Functional selectivity (or “agonist trafficking”, “biased agonism”, “biased signalling”, "ligand bias" and “differential engagement”) is the ligand-dependent selectivity for certain signal transduction pathways relative to a reference ligand (often the endogenous hormone or peptide) at the same receptor. Functional selectivity can be present when a receptor has several possible signal transduction pathways. To which degree each pathway is activated thus depends on which ligand binds to the receptor. Functional selectivity, or biased signalling, is most extensively characterized at G protein coupled receptors (GPCRs). A number of biased agonists, such as those at muscarinic M2 receptors tested as analgesics or antiproliferative drugs, or those at opioid receptors that mediate pain, show potential at various receptor families to increase beneficial properties while reducing side effects. For example, pre-clinical studies with G protein biased agonists at the mu opioid receptor show equivalent efficacy for treating pain with reduced risk for addictive potential and respiratory depression. Studies within the chemokine receptor system also suggest that GPCR biased agonism is physiologically relevant. For example, a beta-arrestin biased agonist of the chemokine receptor CXCR3 induced greater chemotaxis of T cells relative to a G protein biased agonist.

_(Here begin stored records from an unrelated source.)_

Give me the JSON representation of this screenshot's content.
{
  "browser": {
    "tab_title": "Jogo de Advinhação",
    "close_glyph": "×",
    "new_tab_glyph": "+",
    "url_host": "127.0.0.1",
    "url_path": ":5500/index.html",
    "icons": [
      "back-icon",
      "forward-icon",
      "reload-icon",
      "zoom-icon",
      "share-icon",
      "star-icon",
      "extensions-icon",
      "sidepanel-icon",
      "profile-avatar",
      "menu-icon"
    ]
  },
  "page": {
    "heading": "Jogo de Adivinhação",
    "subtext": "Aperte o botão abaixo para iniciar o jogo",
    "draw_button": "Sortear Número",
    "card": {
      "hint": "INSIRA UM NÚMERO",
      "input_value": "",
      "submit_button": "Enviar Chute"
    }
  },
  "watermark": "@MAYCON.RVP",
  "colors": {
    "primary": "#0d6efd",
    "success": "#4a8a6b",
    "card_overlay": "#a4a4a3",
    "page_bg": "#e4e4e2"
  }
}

Functional selectivity has been proposed to broaden conventional definitions of pharmacology.
Traditional pharmacology posits that a ligand can be either classified as an agonist (full or partial), antagonist or more recently an inverse agonist through a specific receptor subtype, and that this characteristic will be consistent with all effector (second messenger) systems coupled to that receptor. While this dogma has been the backbone of ligand-receptor interactions for decades now, more recent data indicates that this classic definition of ligand-protein associations does not hold true for a number of compounds; such compounds may be termed as mixed agonist-antagonists.
Functional selectivity posits that a ligand may inherently produce a mix of the classic characteristics through a single receptor isoform depending on the effector pathway coupled to that receptor. For instance, a ligand can not easily be classified as an agonist or antagonist, because it can be a little of both, depending on its preferred signal transduction pathways. Thus, such ligands must instead be classified on the basis of their individual effects in the cell, instead of being either an agonist or antagonist to a receptor.
It is also important to note that these observations were made in a number of different expression systems and therefore functional selectivity is not just an epiphenomenon of one particular expression system.
One notable example of functional selectivity occurs with the 5-HT2A receptor, as well as the 5-HT2C receptor. Serotonin, the main endogenous ligand of 5-HT receptors, is a functionally selective agonist at this receptor, activating phospholipase C (which leads to inositol triphosphate accumulation), but does not activate phospholipase A2, which would result in arachidonic acid signalling. However, the other endogenous compound dimethyltryptamine activates arachidonic acid signaling at the 5-HT2A receptor, as do many exogenous hallucinogens such as DOB and lysergic acid diethylamide (LSD). Notably, LSD does not activate IP3 signaling through this receptor to any significant extent. Oligomers; specifically 5-HT2A–mGluR2 heteromers mediate this effect. This may explain why some direct 5-HT2 receptor agonists have psychedelic effects, whereas compounds that indirectly increase serotonin signalling at the 5-HT2 receptors, such as selective serotonin reuptake inhibitors (SSRIs) and monoamine oxidase inhibitors (MAOIs), generally do not; nor do 5HT2A receptor agonists without constitutive activity at the mGluR dimer, such as lisuride.
Oliceridine is a mu opioid receptor biased agonist that is functionally selective reported to mediate pain relief without tolerance nor gastrointestinal side effects.